The thing that really resonates with me is the simple escapism with The Bridge. While I’m not one for necessarily “scary” television, there is someting in a suspenseful viewing that makes you not think about your own life at all. There’s no time to ponder and mull about your problems when you are on the edge of the couch with your heart in your throat wondering “who done it.” I know it’s not necessarily “holiday” viewing, but if you want what I deem one of the best crime dramas of the last few years, I highly suggest you check out The Bridge.


The Bridge-Netflix


Jane Eyre-Joy For the Weekend

November 13, 2015




Downton Abbey is officially over, and I feel empty inside.

I loved that show more than I love cheese or white wine, combined.

I am sick, and the world feels like it is going to end, and this is the final straw I tell you! In fact, you should know that I have been so sick that if this blog post makes no sense, or I’ve already written about this before, I don’t even realize it, that’s how sick I am. Ok, but enough on that boring dribble. Back to period pieces and my undying love for them. With the finale of Downton looming like an ominous butler in the corner, (I can’t begin to think that I won’t see Carson again), it got me to thinking of period pieces I love. There are so many, I could write a whole encyclopedia on them, and then you’d realize how truly pathetic my social life is. But, the one I’m going to write about today is one of my favorite adaptations of, Jane Eyre.

Now, don’t get me wrong, I loved the BBC one too (obviously I love all BBC), but there is something about this in particular, and their chemistry that really resonated with me. Michael Fassbender is the perfect Rochester in all his brutish-unreachable gentleman. Whilst Mia Wasikowska, is a delicate Jane, with an underlying strength that holds her head up high and makes you as an audience root for her through the whole film. The landscapes and cinematography are sweeping, and I felt the director, Cary Fukunaga, did a great job of not dragging the story along, especially when we all know it so well. It never stayed too long on Jane as a sickling-sad-orphan child, or waxed on too long about her being in the service of Rochester. It had the perfect flow, for lack of better words, and left me, breathless. If you haven’t already seen this version, I think it’s the ideal movie for this weekend. I’d recommend curling up in your favorite leisure wear, with your favorite snacks and escaping into the world of romance and bonnets. Isn’t that what a good movie, and period piece is all about?

Netflix-Jane Eyre


Be Charmed By Danny Collins

September 11, 2015


I really loved this movie. Though, full disclosure, I loved the first half better than the second. But, that’s just me being my picky-pickle self. Danny Collins is in essence, a charming film, with an undercurrent of subtle humor that really worked. Al Pacino makes fun of himself and his character, with a wink and slyness that is both likeable, as well as amusing. I felt myself smiling at him, wanting to wink at the screen, while inwardly cringing.
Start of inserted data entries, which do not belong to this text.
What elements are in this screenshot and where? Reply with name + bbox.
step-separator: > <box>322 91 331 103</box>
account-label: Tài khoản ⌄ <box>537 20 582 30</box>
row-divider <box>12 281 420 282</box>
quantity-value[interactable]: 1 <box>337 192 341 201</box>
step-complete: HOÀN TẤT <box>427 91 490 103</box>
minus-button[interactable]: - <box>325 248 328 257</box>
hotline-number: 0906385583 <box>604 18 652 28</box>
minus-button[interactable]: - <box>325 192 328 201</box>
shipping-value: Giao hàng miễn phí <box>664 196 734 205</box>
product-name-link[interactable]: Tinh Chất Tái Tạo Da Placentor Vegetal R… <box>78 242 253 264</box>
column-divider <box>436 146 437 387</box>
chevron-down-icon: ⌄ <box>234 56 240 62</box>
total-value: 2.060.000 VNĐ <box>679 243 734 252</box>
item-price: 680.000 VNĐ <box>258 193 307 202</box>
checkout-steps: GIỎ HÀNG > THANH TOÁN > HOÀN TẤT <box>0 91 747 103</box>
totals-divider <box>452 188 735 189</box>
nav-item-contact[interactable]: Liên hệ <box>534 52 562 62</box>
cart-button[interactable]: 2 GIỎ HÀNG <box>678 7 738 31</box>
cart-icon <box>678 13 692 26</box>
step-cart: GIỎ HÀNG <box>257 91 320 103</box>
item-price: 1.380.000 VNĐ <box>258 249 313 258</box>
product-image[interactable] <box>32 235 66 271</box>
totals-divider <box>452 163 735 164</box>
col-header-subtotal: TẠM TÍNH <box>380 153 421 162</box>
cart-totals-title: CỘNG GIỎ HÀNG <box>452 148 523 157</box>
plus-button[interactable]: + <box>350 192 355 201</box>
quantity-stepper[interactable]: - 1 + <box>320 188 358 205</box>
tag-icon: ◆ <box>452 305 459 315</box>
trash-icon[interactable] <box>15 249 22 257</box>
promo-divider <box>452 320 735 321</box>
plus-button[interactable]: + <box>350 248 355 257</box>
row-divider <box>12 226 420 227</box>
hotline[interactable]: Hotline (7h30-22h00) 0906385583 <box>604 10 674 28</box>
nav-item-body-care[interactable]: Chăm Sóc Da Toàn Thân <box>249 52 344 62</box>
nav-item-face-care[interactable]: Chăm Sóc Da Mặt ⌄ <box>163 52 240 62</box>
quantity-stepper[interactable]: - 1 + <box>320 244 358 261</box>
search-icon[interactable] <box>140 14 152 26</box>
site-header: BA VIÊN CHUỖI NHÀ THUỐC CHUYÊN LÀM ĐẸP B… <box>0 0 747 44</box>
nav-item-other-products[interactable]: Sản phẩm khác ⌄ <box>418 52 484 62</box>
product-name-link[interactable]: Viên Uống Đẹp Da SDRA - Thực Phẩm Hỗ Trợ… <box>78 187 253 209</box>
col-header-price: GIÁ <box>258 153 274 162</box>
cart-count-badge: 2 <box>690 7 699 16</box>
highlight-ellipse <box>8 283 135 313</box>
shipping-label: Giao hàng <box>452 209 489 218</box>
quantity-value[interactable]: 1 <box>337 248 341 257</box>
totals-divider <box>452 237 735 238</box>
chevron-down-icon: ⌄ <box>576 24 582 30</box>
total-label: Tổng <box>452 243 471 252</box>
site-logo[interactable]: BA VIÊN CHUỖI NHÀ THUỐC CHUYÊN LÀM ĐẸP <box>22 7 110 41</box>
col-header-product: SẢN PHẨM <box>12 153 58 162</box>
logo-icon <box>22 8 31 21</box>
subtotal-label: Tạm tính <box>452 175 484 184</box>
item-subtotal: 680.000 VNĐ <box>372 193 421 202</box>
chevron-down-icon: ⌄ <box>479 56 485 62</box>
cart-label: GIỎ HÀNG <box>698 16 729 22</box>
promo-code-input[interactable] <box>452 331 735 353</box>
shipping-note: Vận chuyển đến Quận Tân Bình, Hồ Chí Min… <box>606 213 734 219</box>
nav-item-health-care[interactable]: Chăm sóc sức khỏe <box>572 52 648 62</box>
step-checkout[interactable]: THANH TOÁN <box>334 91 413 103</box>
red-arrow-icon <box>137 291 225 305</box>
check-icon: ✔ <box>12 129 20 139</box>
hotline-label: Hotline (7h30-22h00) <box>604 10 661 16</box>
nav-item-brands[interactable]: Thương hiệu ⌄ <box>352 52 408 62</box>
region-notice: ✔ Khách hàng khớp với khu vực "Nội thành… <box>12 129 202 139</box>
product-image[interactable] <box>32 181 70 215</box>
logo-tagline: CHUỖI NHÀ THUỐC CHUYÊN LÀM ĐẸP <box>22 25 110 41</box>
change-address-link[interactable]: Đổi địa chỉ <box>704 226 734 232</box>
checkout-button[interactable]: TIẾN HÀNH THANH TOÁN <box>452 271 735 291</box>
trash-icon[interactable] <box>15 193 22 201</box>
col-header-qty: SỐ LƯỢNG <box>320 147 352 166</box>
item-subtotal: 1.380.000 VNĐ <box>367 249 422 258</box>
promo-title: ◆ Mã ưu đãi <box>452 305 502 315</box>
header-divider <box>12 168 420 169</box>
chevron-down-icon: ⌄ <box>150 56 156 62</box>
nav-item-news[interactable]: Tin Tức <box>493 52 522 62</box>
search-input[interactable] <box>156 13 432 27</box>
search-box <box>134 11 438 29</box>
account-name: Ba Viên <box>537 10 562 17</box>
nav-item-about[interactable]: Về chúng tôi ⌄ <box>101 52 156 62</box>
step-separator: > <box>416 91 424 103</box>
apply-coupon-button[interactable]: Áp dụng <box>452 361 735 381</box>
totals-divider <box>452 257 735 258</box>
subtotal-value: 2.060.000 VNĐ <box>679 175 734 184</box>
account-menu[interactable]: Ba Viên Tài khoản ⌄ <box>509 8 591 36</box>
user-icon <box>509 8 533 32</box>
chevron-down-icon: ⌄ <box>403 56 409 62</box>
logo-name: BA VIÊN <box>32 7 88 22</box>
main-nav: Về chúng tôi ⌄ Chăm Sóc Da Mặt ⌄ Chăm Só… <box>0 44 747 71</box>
In the movie, Al plays an aging rocker in the worst possible sense, with all the stereotypes that it entails. You know, the fake orange tan, guido clothing, skanky girlfriend. Then, one day he receives a birthday present from his manager, Christopher Plummer. Wait, I have to stop mid-sentence. Christopher Plummer. How do I count the ways I love this man? He could read out loud from the dictionary and I would listen to this like some Zen book on tape. He soothes me. Adelvice—adelvice. It never gets old. Circling back….

So, Mr. Pacino (Danny Collins) receives a gift from smooth-talking-manager Plummer on his birthday, which makes him rethink his whole life and start changing the way he lives. Like all my movie recommendations, I don’t want to give too much away. I think Danny Collins is a movie just about anyone could enjoy. It leaves you smiling, and sometimes we all just want to feel good. Yep, I just wrote that.

Danny Collins-Netflix

*If this post seems boring, or is riddled with grammatical and spelling errors. Get over it, I’m tired.  So exhausted my hands are shaking whilst I write this, that is what I do for you! Ok, really though, watch the movie.